Par conséquent, je pense que lorsque nous discutons de ce secteur, nous ne parlons pas vraiment de l’industrie elle-même, mais plutôt de deux cultures, de deux systèmes de symboles différents. Ce que nous échangeons avec les Américains est effectivement différent. C’est pourquoi j’espère, pour moi-même et mes amis, que nous puissions davantage interagir avec des étrangers, comprendre leurs méthodes, explorer le sens et les objectifs derrière leurs actions. Pourquoi parviennent-ils à créer des produits phénoménaux, alors que nous n’y arrivons pas ? Nous devrions nous poser ces questions.
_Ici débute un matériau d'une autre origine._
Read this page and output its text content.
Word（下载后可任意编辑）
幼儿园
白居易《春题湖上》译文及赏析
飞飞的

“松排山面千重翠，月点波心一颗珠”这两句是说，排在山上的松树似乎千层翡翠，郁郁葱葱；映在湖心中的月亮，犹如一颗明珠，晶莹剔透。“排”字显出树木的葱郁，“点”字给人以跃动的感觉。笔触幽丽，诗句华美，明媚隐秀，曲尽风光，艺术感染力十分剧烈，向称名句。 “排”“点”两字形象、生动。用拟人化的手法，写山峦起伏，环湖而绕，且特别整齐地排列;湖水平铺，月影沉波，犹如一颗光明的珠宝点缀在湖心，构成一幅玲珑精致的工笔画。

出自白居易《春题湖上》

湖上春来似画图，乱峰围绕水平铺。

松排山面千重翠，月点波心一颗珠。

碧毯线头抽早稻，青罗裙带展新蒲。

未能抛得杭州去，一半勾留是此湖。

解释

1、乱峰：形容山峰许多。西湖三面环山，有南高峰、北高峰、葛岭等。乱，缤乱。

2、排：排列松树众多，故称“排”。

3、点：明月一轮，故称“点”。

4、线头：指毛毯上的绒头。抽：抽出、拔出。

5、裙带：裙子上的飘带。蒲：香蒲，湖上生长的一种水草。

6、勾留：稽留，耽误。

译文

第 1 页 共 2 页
Contenu clé : Dans le domaine Web3, le développement en Chine et en Amérique du Nord présente des différences marquées — non seulement géographiques, mais aussi culturelles et symboliques — rendant difficile l’établissement d’un consensus. Toutefois, cela ne signifie pas que nous devons copier le modèle nord-américain. Nous devrions absorber leurs expériences, puis reconstruire notre propre écosystème Web3 adapté à notre contexte national. Ce phénomène existe depuis longtemps et s’est manifesté à différentes périodes. Ainsi, plutôt que de discuter de l’industrie, nous explorons en réalité les différences entre deux cultures et deux systèmes de symboles. J’encourage donc moi-même et mes proches à dialoguer avec des étrangers, à comprendre leurs méthodes et les raisons profondes de leurs réussites, afin de nous interroger sur nos propres lacunes. C’est une réflexion indispensable.